Она повернулась ко мне:
– У тебя нет ни денег, ни документов, ни понимания, где ты. Поэтому просто не задавай вопросов. Сейчас – спи. Завтра всё будет иначе.
Я кивнул. Слишком устал, чтобы спорить.
– Ты… ты вернёшься?
– Вернусь, – коротко бросила она. – Мне нужно кое-что выяснить. Но я обещаю – вернусь.
И исчезла за дверью.
Я остался один, неловко стоя у стойки. Трактирщица произнесла что-то – и я снова понял. Это не был немецкий и ни один знакомых мне языков. Но смысл доходил до меня, будто она говорила напрямую в голову:
– Комната на втором. Вторая слева. Каша и хлеб на столе, бери, сколько влезет.
– Спасибо, – пробормотал я и положил одну из монет, что осталась у меня на ладони. Она кивнула, будто всё в порядке.
Я прошёл мимо лестницы, заглянул в сторону кухни – чугунная кастрюля, кружки, свежий хлеб. Взял кусок. Он оказался тёплым, мягким. В желудке тут же кольнуло от голода, который я даже не осознавал. Запах был немного другим, не тем к которому я привык – какие-то местные травы, но вкус оказался неожиданно насыщенным и утешительным.
Поднявшись по скрипучей лестнице, я нашёл нужную дверь. Щеколда щёлкнула туго. Комната была маленькой – почти келья. Деревянная кровать с плотным шерстяным покрывалом. Столик с кувшином воды и глиняной чашкой. В углу – свеча в стеклянной колбе. Только это была не свеча. Тот же светящийся шар. Он медленно пульсировал, будто дышал.
Я подошёл ближе, провёл пальцем. Он не был горячим. Казалось, внутри просто плавал свет. Магия.
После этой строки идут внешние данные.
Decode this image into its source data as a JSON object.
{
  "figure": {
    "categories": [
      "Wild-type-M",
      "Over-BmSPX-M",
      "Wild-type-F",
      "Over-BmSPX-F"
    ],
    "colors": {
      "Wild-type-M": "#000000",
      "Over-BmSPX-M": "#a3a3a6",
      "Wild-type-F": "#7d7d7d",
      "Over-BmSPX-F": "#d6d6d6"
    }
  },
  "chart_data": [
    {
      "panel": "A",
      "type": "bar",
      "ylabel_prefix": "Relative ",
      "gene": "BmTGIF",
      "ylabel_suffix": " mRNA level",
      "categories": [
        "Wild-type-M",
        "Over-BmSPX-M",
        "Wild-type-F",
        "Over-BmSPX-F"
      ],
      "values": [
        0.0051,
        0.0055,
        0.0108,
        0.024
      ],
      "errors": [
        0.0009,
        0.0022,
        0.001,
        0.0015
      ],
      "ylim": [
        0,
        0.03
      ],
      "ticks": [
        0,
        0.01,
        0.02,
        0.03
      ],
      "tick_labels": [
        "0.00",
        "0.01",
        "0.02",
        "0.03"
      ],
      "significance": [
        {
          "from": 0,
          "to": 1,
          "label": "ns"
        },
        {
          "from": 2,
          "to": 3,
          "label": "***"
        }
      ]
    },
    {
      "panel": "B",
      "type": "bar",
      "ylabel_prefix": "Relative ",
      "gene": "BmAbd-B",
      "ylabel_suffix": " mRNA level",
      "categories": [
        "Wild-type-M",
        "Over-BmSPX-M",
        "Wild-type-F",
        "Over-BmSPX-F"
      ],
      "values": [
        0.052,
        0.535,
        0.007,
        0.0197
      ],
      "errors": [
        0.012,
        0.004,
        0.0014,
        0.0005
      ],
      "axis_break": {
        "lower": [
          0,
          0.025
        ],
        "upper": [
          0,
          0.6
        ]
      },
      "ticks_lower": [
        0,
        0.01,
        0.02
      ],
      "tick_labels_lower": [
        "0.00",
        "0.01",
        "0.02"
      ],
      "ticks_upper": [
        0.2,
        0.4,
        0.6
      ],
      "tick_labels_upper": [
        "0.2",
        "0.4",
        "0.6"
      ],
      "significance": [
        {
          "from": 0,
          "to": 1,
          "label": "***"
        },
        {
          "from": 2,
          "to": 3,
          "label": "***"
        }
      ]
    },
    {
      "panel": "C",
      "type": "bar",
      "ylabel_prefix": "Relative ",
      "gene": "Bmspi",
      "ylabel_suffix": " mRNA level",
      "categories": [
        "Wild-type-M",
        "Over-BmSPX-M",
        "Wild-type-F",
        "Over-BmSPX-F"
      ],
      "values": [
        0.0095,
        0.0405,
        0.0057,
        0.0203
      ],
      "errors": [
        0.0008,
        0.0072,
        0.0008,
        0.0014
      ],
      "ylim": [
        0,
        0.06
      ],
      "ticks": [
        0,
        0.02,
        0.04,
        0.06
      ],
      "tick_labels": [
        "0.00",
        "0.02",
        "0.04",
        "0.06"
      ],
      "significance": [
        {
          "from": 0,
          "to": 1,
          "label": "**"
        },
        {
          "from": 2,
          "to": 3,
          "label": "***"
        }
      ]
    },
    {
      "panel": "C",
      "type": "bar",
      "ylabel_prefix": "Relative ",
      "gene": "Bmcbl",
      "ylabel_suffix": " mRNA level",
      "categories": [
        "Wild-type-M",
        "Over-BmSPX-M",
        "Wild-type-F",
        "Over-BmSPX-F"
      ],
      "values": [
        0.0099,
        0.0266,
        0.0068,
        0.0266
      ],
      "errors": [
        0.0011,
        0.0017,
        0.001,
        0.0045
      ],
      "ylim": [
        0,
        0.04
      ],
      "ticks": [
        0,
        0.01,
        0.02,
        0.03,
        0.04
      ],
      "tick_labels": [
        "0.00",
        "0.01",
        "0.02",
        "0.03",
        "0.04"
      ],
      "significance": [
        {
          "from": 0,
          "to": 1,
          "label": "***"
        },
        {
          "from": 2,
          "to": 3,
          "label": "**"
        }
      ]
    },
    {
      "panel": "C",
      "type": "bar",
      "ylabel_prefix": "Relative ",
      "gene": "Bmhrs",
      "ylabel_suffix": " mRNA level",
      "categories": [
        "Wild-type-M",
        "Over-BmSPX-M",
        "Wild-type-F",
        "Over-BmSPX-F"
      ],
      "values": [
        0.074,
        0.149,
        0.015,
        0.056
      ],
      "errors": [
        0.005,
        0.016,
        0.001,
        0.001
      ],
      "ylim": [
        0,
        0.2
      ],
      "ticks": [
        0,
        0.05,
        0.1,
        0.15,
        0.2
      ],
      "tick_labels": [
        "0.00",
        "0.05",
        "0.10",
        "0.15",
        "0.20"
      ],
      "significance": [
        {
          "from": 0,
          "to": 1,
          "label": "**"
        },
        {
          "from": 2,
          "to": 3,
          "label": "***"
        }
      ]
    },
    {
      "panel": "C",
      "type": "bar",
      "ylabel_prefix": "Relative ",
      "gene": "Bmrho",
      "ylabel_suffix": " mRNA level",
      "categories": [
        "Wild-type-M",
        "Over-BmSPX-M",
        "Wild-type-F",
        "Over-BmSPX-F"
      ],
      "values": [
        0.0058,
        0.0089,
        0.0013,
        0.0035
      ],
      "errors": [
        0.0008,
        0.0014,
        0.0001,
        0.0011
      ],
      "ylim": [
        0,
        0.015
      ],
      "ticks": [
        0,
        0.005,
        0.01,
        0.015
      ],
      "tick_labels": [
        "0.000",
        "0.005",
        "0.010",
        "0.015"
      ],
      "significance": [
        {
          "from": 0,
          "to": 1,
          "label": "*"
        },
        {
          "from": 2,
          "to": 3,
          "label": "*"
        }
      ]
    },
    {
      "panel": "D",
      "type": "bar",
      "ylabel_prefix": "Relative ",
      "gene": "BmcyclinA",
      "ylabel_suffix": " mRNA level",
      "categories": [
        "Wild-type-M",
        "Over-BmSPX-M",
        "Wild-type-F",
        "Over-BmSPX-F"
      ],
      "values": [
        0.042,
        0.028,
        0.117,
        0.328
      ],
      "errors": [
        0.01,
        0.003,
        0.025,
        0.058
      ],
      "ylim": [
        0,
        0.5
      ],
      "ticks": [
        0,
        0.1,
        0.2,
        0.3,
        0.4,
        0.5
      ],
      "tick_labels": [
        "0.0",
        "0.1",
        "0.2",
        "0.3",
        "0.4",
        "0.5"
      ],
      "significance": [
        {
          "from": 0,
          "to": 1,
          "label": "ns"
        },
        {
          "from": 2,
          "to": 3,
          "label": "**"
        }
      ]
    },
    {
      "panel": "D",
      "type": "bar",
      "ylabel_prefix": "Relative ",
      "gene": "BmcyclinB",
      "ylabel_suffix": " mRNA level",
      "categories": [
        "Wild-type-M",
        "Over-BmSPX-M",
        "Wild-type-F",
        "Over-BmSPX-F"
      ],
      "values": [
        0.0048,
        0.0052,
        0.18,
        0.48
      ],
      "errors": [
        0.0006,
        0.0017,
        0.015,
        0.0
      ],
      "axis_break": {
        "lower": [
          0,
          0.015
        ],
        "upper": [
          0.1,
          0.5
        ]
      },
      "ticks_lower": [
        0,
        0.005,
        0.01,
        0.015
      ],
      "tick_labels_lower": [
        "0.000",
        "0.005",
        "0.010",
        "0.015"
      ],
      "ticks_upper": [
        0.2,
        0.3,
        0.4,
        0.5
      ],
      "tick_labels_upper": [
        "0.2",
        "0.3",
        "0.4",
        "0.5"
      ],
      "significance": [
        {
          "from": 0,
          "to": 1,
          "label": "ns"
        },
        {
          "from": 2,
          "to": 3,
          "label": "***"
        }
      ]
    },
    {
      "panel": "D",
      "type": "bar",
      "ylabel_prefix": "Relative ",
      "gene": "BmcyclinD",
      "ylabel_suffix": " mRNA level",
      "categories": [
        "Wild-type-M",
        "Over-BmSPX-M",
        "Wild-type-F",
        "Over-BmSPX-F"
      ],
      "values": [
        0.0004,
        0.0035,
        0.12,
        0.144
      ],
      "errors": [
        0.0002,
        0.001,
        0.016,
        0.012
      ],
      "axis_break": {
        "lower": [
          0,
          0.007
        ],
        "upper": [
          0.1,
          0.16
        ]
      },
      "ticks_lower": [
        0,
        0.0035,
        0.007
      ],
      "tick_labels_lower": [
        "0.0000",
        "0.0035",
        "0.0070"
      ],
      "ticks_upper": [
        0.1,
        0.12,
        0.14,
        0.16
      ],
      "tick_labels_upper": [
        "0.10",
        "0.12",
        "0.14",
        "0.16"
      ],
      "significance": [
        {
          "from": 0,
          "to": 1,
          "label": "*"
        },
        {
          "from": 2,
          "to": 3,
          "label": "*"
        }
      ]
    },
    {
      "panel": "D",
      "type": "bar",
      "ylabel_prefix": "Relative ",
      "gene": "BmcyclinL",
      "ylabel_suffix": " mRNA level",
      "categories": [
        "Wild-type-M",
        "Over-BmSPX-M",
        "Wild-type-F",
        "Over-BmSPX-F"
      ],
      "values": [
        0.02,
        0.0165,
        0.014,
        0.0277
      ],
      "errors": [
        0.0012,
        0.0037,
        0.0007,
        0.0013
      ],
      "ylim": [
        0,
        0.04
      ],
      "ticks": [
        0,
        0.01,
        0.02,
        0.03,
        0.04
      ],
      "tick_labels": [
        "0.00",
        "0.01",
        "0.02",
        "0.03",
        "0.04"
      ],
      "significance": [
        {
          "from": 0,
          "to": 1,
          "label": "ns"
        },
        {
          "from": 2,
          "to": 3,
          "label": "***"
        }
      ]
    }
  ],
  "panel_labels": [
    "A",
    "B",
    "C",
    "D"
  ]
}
Я смотрел на это и понимал – действительно не дома. И, чёрт возьми, я это принимаю.
Сел на кровать. Руки дрожали. Усталость догоняла с опозданием, как волна. Я всё ещё слышал, как где-то внизу хлопнула дверь. Лина? Нет… просто кто-то вошёл.
Я прошептал в пустоту:
– Почему я понимаю вас? Почему я понимаю этот мир?
Ответа не было.
Я лёг, не раздеваясь, прикрыл глаза. Шум трактира за стенами растворился. Осталась только тишина и тусклое свечение шара. Оно напоминало ночник в детской – странно, как быстро ты цепляешься за хоть что-то знакомое.
– Вернись, Лина, – тихо сказал я в потолок. – Мне, кажется, нужно хоть одно знакомое лицо в этом безумии.
И уснул.
Мы стояли перед ямой. Там был гроб. Чёрный, лакированный, слишком большой для того, что я хотел помнить. Я не видел лица отца. Только угол его фотографии на мраморной плите. Там он улыбался. Так, как он уже никогда не улыбнётся.